L’Association suédoise des autorités locales et des régions (SKR) est confrontée à une nouvelle situation alors que le groupe immobilier SBB prévoit de vendre des propriétés communautaires pour 6 milliards de couronnes suédoises. On ne sait pas encore de quels biens il s’agit, mais la société possède notamment des écoles, des hôpitaux et des maisons de retraite.
– Qu’une telle chose se produise à une telle échelle est tout à fait nouveau. Tout d’abord, les municipalités sont traditionnellement propriétaires de leurs biens. Lorsque de plus en plus de personnes ont commencé à les louer, beaucoup le font auprès de sociétés qui appartiennent à leur tour aux fonds AP, qui n’ont pas la même situation de vulnérabilité et sont bien consolidés, explique Annika Wallenskog, économiste en chef à la SKR.
Au printemps dernier déjà Les CFF ont commencé à restructurer leurs opérations alors que les taux d’intérêt grimpaient, ce qui a mis la pression sur l’entreprise fortement endettée. En début de semaine, la situation s’est aggravée après que la notation de crédit de l’entreprise a été abaissée au statut de » junk « , ce qui augmente considérablement les coûts d’intérêts.

Photo : Elin Åberg
La situation peut également présenter un risque pour les municipalités et les régions. Lorsque les CFF doivent trouver des acheteurs, les propriétés municipales peuvent se retrouver avec des propriétaires qu’elles n’ont pas choisis.
– Il existe un risque que des propriétaires étrangers malhonnêtes pénètrent le marché suédois. Des propriétaires qui ne pensent qu’au rendement et qui n’assument pas autant de responsabilités, qui peuvent réduire les rénovations, modifier les conditions des contrats de location, augmenter les loyers.

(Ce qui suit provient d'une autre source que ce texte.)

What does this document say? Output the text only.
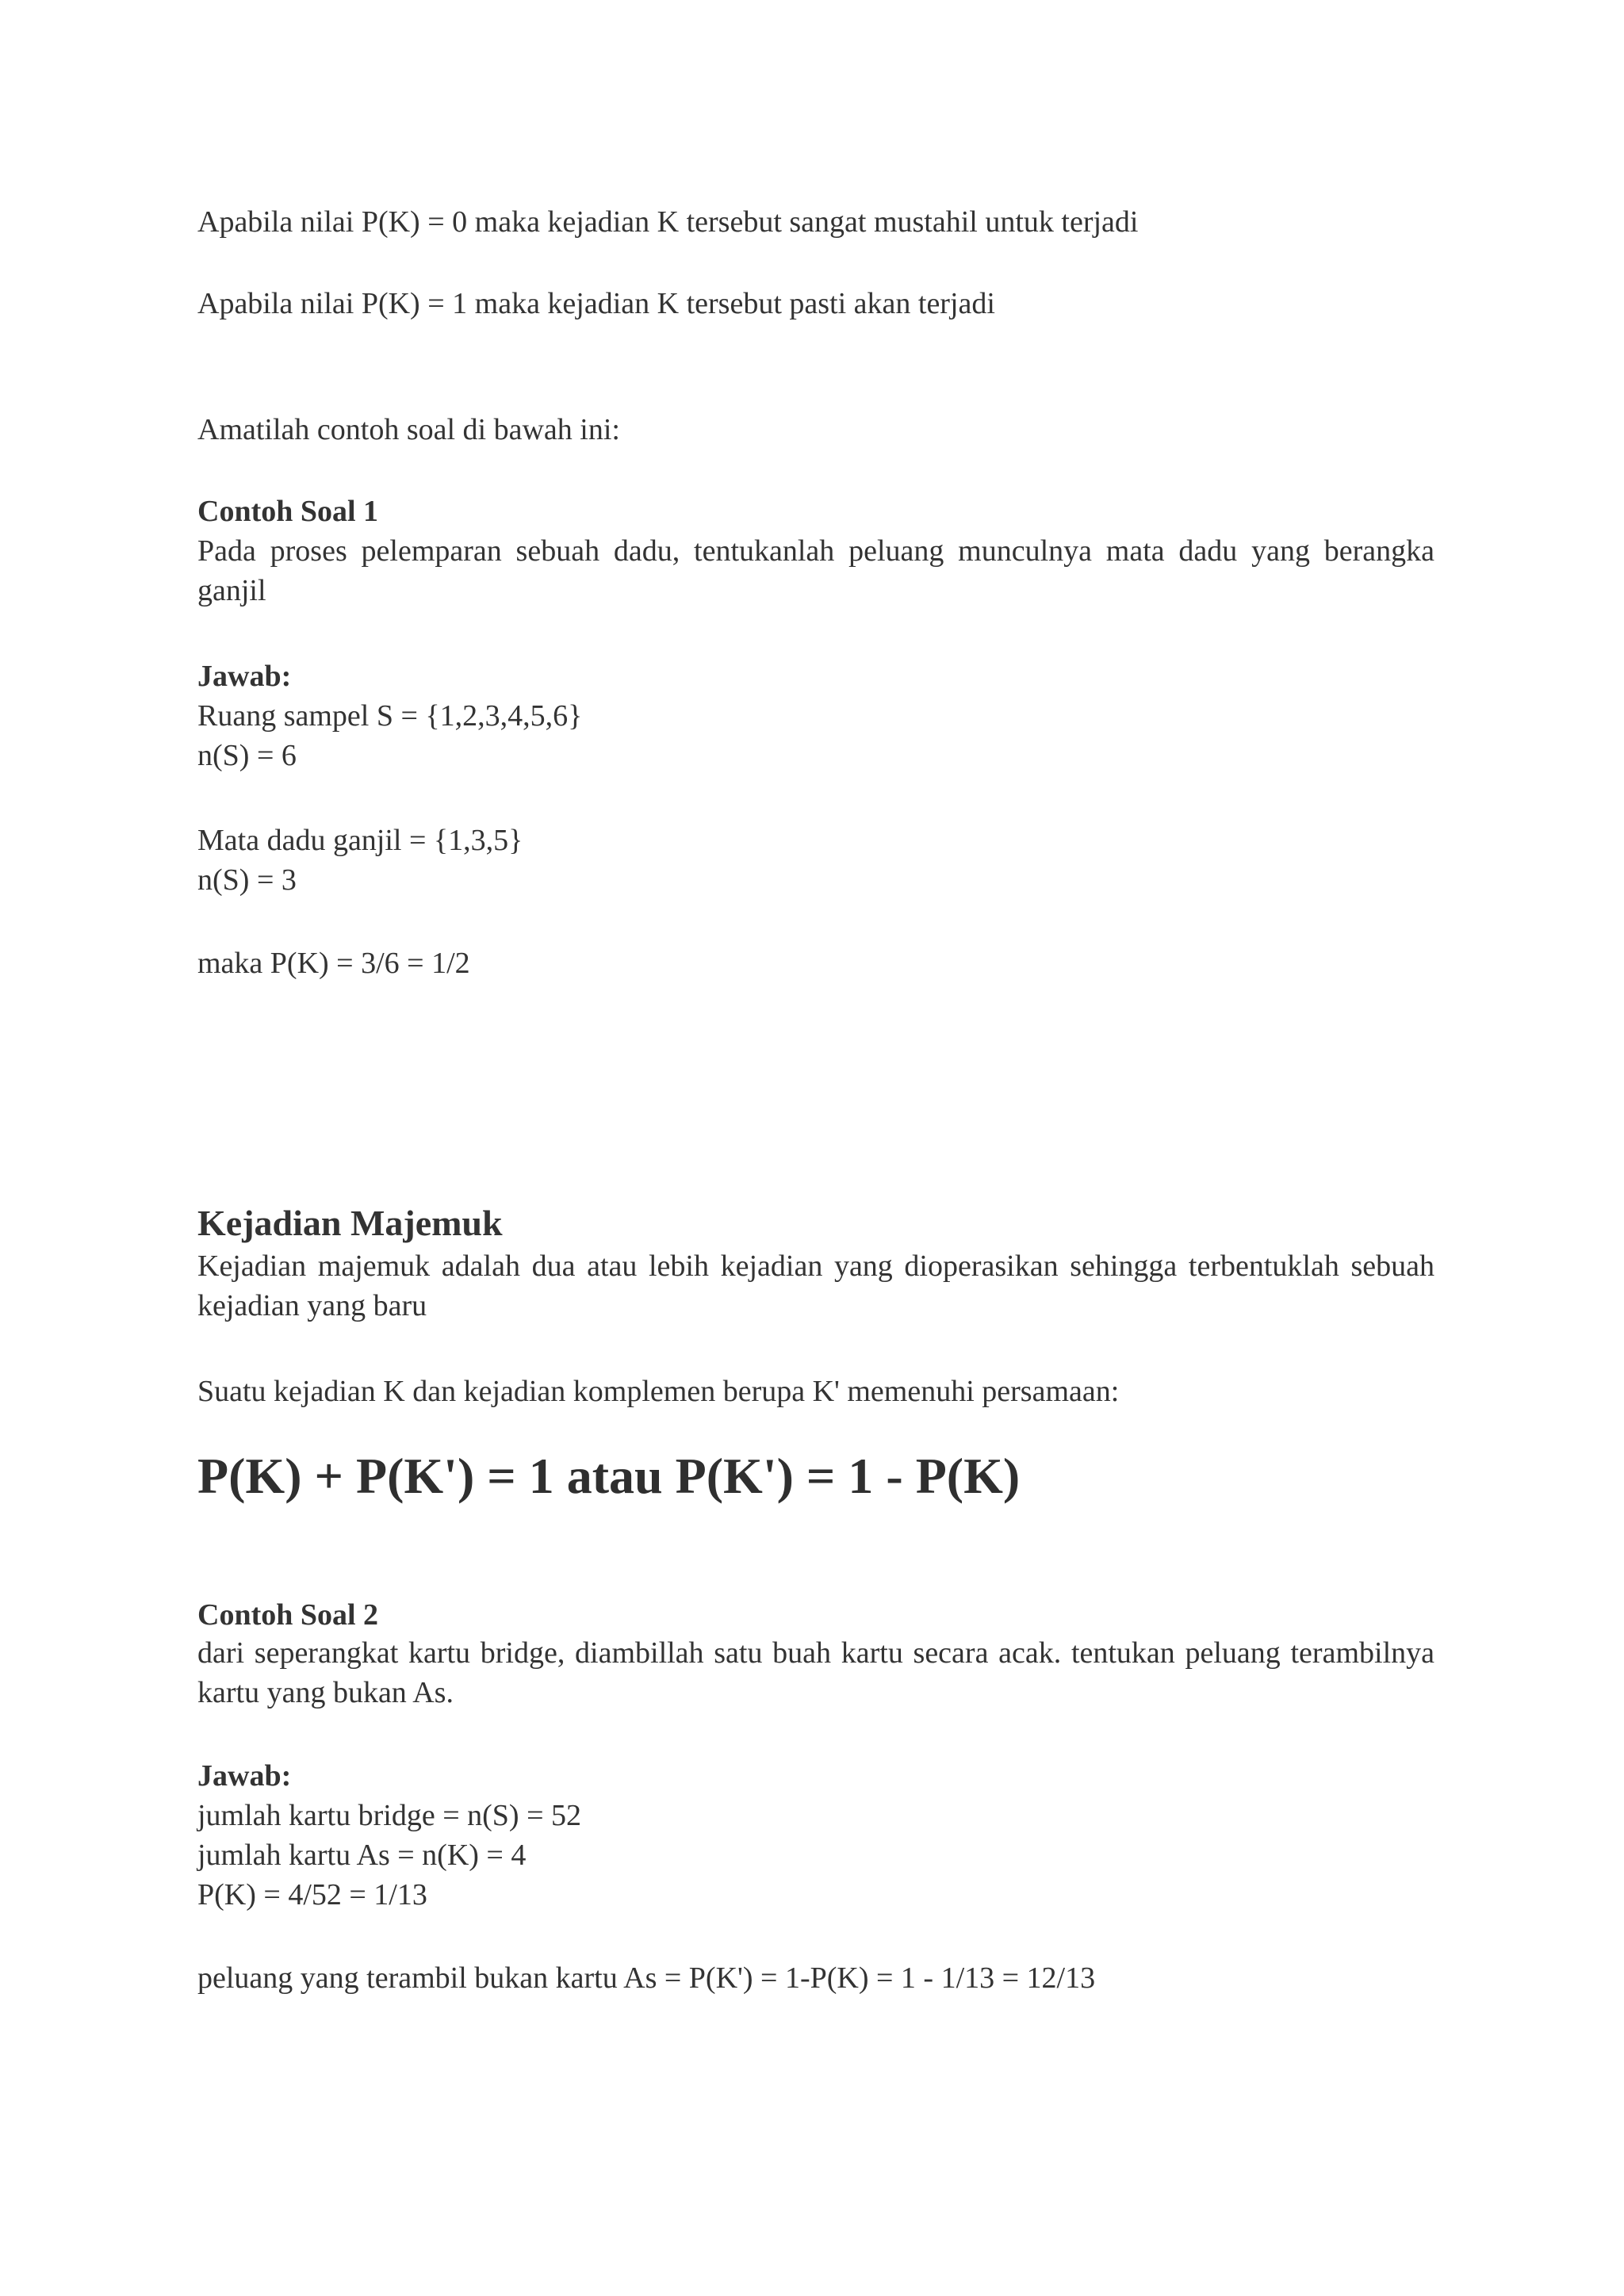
Apabila nilai P(K) = 0 maka kejadian K tersebut sangat mustahil untuk terjadi
Apabila nilai P(K) = 1 maka kejadian K tersebut pasti akan terjadi
Amatilah contoh soal di bawah ini:
Contoh Soal 1
Pada proses pelemparan sebuah dadu, tentukanlah peluang munculnya mata dadu yang berangka ganjil
Jawab:
Ruang sampel S = {1,2,3,4,5,6}
n(S) = 6
Mata dadu ganjil = {1,3,5}
n(S) = 3
maka P(K) = 3/6 = 1/2
Kejadian Majemuk
Kejadian majemuk adalah dua atau lebih kejadian yang dioperasikan sehingga terbentuklah sebuah kejadian yang baru
Suatu kejadian K dan kejadian komplemen berupa K' memenuhi persamaan:
P(K) + P(K') = 1 atau P(K') = 1 - P(K)
Contoh Soal 2
dari seperangkat kartu bridge, diambillah satu buah kartu secara acak. tentukan peluang terambilnya kartu yang bukan As.
Jawab:
jumlah kartu bridge = n(S) = 52
jumlah kartu As = n(K) = 4
P(K) = 4/52 = 1/13
peluang yang terambil bukan kartu As = P(K') = 1-P(K) = 1 - 1/13 = 12/13
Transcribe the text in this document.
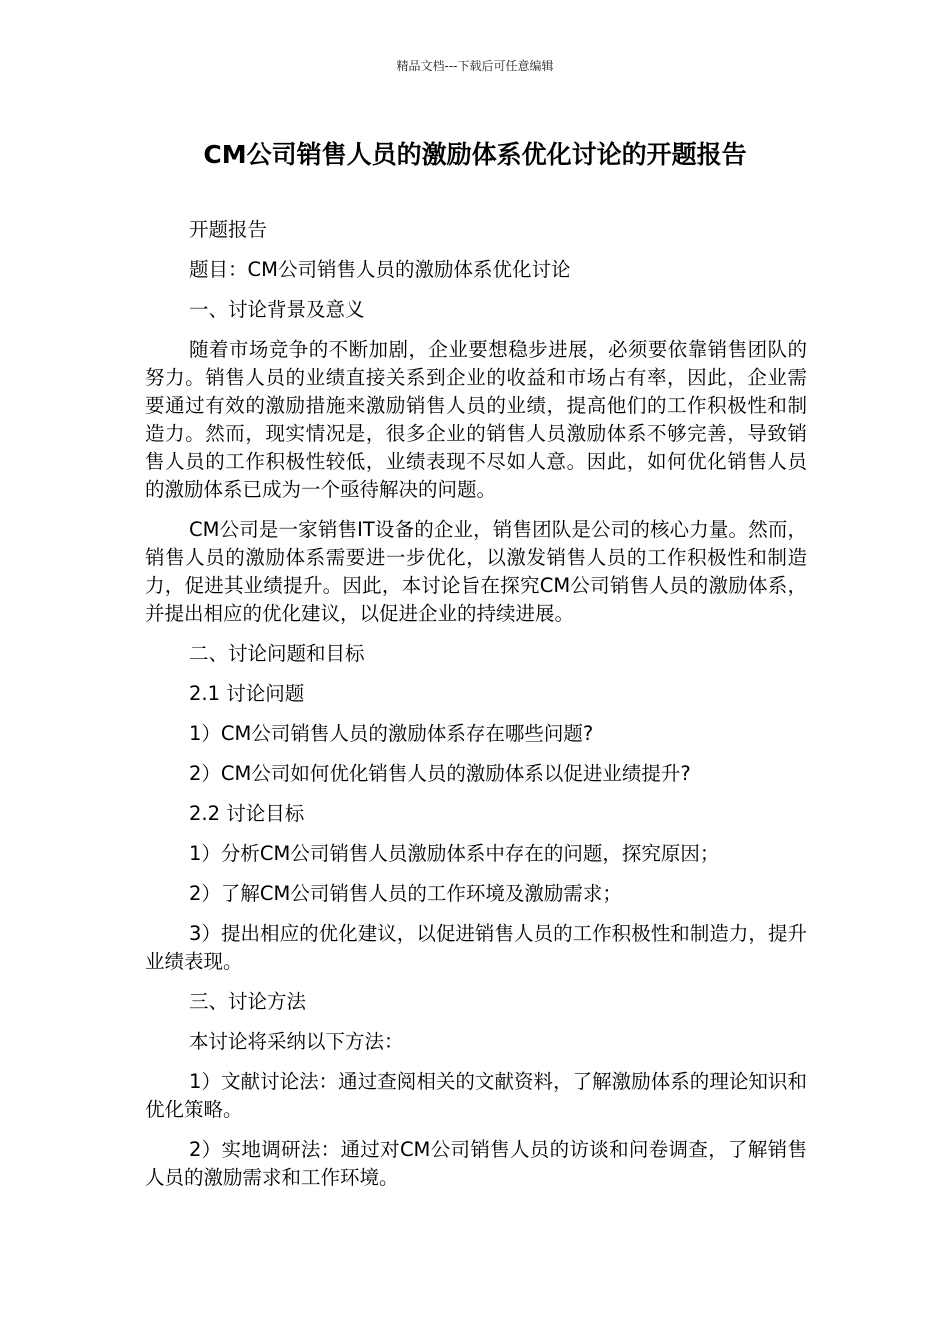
精品文档---下载后可任意编辑
CM公司销售人员的激励体系优化讨论的开题报告

开题报告

题目：CM公司销售人员的激励体系优化讨论

一、讨论背景及意义

随着市场竞争的不断加剧，企业要想稳步进展，必须要依靠销售团队的努力。销售人员的业绩直接关系到企业的收益和市场占有率，因此，企业需要通过有效的激励措施来激励销售人员的业绩，提高他们的工作积极性和制造力。然而，现实情况是，很多企业的销售人员激励体系不够完善，导致销售人员的工作积极性较低，业绩表现不尽如人意。因此，如何优化销售人员的激励体系已成为一个亟待解决的问题。

CM公司是一家销售IT设备的企业，销售团队是公司的核心力量。然而，销售人员的激励体系需要进一步优化，以激发销售人员的工作积极性和制造力，促进其业绩提升。因此，本讨论旨在探究CM公司销售人员的激励体系，并提出相应的优化建议，以促进企业的持续进展。

二、讨论问题和目标

2.1 讨论问题

1）CM公司销售人员的激励体系存在哪些问题?

2）CM公司如何优化销售人员的激励体系以促进业绩提升?

2.2 讨论目标

1）分析CM公司销售人员激励体系中存在的问题，探究原因；

2）了解CM公司销售人员的工作环境及激励需求；

3）提出相应的优化建议，以促进销售人员的工作积极性和制造力，提升业绩表现。

三、讨论方法

本讨论将采纳以下方法：

1）文献讨论法：通过查阅相关的文献资料，了解激励体系的理论知识和优化策略。

2）实地调研法：通过对CM公司销售人员的访谈和问卷调查，了解销售人员的激励需求和工作环境。
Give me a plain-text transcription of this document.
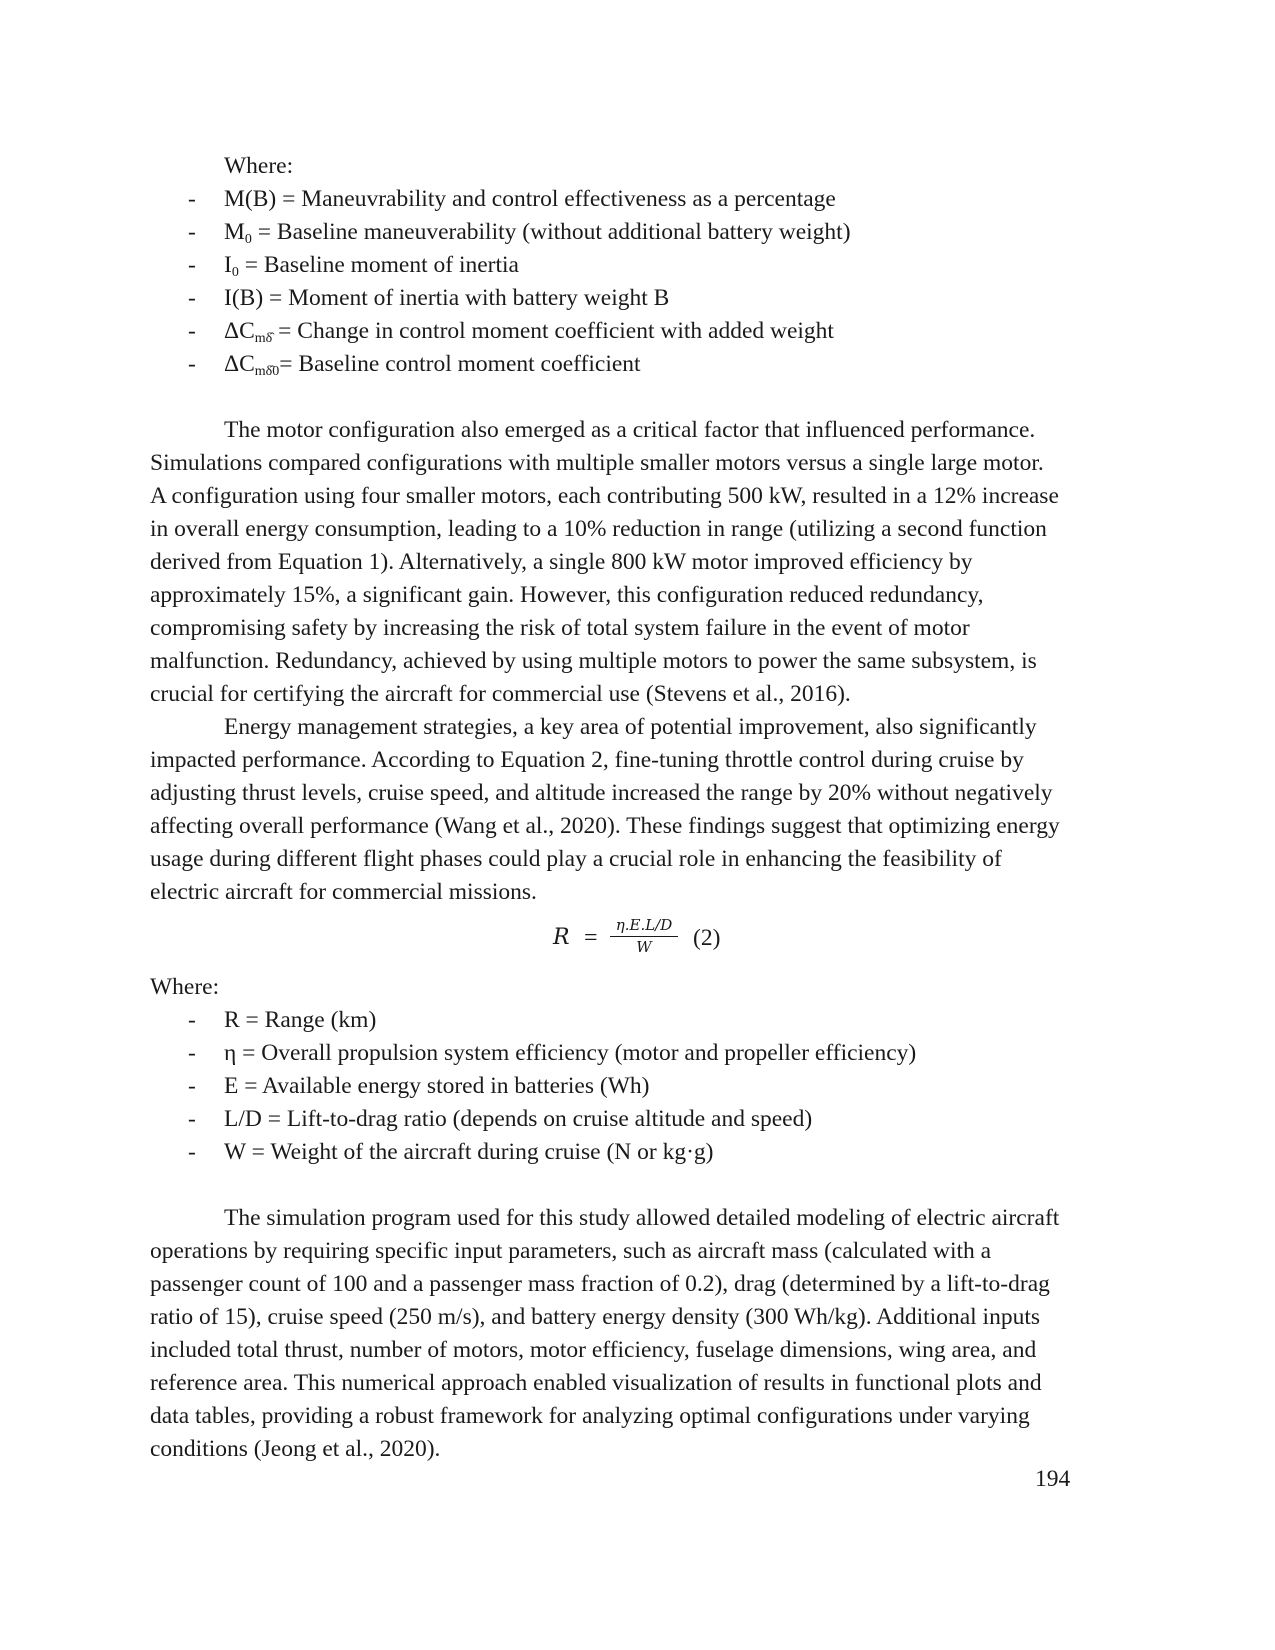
Where:
- M(B) = Maneuvrability and control effectiveness as a percentage
- $M_0$ = Baseline maneuverability (without additional battery weight)
- $I_0$ = Baseline moment of inertia
- I(B) = Moment of inertia with battery weight B
- $\Delta C_{m\deltâ}$ = Change in control moment coefficient with added weight
- $\Delta C_{m\deltâ0}=$ Baseline control moment coefficient
The motor configuration also emerged as a critical factor that influenced performance.
Simulations compared configurations with multiple smaller motors versus a single large motor.
A configuration using four smaller motors, each contributing 500 kW, resulted in a 12% increase
in overall energy consumption, leading to a 10% reduction in range (utilizing a second function
derived from Equation 1). Alternatively, a single 800 kW motor improved efficiency by
approximately 15%, a significant gain. However, this configuration reduced redundancy,
compromising safety by increasing the risk of total system failure in the event of motor
malfunction. Redundancy, achieved by using multiple motors to power the same subsystem, is
crucial for certifying the aircraft for commercial use (Stevens et al., 2016).
Energy management strategies, a key area of potential improvement, also significantly
impacted performance. According to Equation 2, fine-tuning throttle control during cruise by
adjusting thrust levels, cruise speed, and altitude increased the range by 20% without negatively
affecting overall performance (Wang et al., 2020). These findings suggest that optimizing energy
usage during different flight phases could play a crucial role in enhancing the feasibility of
electric aircraft for commercial missions.
$R = \frac{\eta.E.L/D}{W} (2)$
Where:
- R = Range (km)
- η = Overall propulsion system efficiency (motor and propeller efficiency)
- E = Available energy stored in batteries (Wh)
- L/D = Lift-to-drag ratio (depends on cruise altitude and speed)
- W = Weight of the aircraft during cruise (N or kg·g)
The simulation program used for this study allowed detailed modeling of electric aircraft
operations by requiring specific input parameters, such as aircraft mass (calculated with a
passenger count of 100 and a passenger mass fraction of 0.2), drag (determined by a lift-to-drag
ratio of 15), cruise speed (250 m/s), and battery energy density (300 Wh/kg). Additional inputs
included total thrust, number of motors, motor efficiency, fuselage dimensions, wing area, and
reference area. This numerical approach enabled visualization of results in functional plots and
data tables, providing a robust framework for analyzing optimal configurations under varying
conditions (Jeong et al., 2020).
194
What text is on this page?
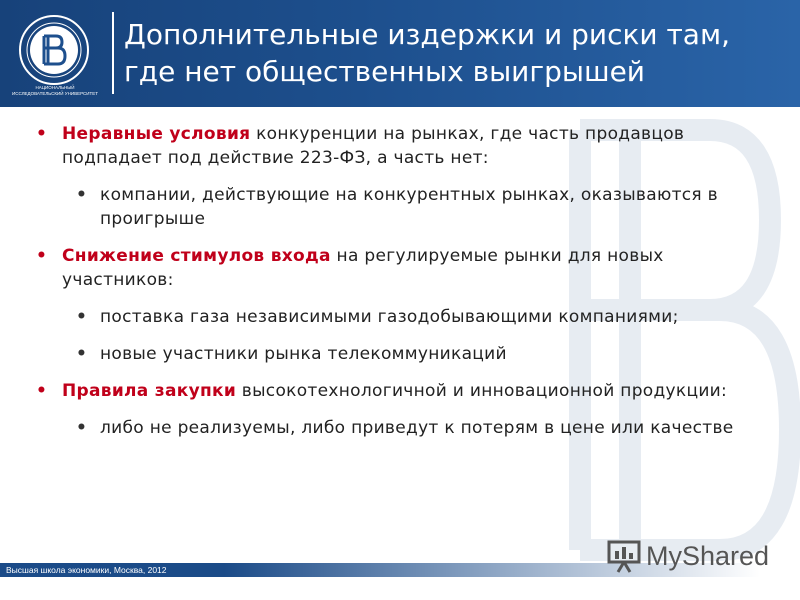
НАЦИОНАЛЬНЫЙ ИССЛЕДОВАТЕЛЬСКИЙ УНИВЕРСИТЕТ
Дополнительные издержки и риски там,
где нет общественных выигрышей
• Неравные условия конкуренции на рынках, где часть продавцов подпадает под действие 223-ФЗ, а часть нет:
• компании, действующие на конкурентных рынках, оказываются в проигрыше
• Снижение стимулов входа на регулируемые рынки для новых участников:
• поставка газа независимыми газодобывающими компаниями;
• новые участники рынка телекоммуникаций
• Правила закупки высокотехнологичной и инновационной продукции:
• либо не реализуемы, либо приведут к потерям в цене или качестве
Высшая школа экономики, Москва, 2012	MyShared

Cela peut être décevant pour certaines municipalités qui pensaient avoir vendu leurs propriétés à des CFF sûrs et qui se retrouvent dans une situation complètement différente.
Mais la situation de vente signifie signifie également que les municipalités peuvent avoir la possibilité de racheter des propriétés.
Plusieurs rapports, dont celui de la SKR, montrent qu’il est généralement plus économique d’être soi-même propriétaire d’un bien immobilier. Les critiques ont déjà souligné que le modèle d’affaires des CFF profite en fin de compte aux contribuables.
« Je pense que les CFF vont regrouper plusieurs biens immobiliers et les vendre à différentes sociétés. Il sera alors moins intéressant pour les communes de les racheter. »
– Notre rapport montre qu’il est généralement plus rentable de louer que de posséder pour une courte période. La plupart des propriétés sont utilisées par la municipalité pendant une longue période. Mais il y a souvent d’autres raisons de louer, comme le fait de vouloir remettre en question leur propre gestion immobilière ou de ne pas vouloir augmenter leur propre endettement.
Bien que de nombreuses municipalités bénéficient aujourd’hui de meilleures conditions d’emprunt que certaines sociétés immobilières privées, Annika Wallenskog ne pense pas qu’il y aura des rachats à grande échelle.
– Je pense que les CFF vont regrouper plusieurs biens immobiliers et les vendre à différentes sociétés. Il sera alors moins intéressant pour les municipalités de racheter.
En tant que propriétaire de biens communaux, quelle est votre responsabilité pour ne pas prendre trop de risques ?
– Il n’est pas possible de le dire. Je ne pense pas que quiconque aurait prédit que les hausses de taux d’intérêt se produiraient si rapidement. Il est facile de pointer du doigt après coup et de dire « vous n’avez pas pris vos responsabilités », mais c’était difficile à prévoir. Je suis sûr que les CFF ne voulaient pas se retrouver dans cette situation.
Lennart Schuss, président des CFF a déjà déclaré dans une interview à DN qu’il estimait que la réaction du marché était injuste et qu’il prenait ses responsabilités avec les biens de la collectivité.
– Lorsque nous vendons des biens immobiliers, c’est à des propriétaires de la même dignité que nous, déclare Lennart Schuss.
Erik est né et a grandi à Stockholm, en Suède, où il a passé la majeure partie de sa vie avant de venir vivre en France en 2018. Il est de langue maternelle suédoise et parle couramment francais. Il a obtenu un diplôme en communication et marketing à l’Université de Stockholm. Passioné par les voyages et la culture Suédoise, il aime partager les infos et valeurs de la Suède.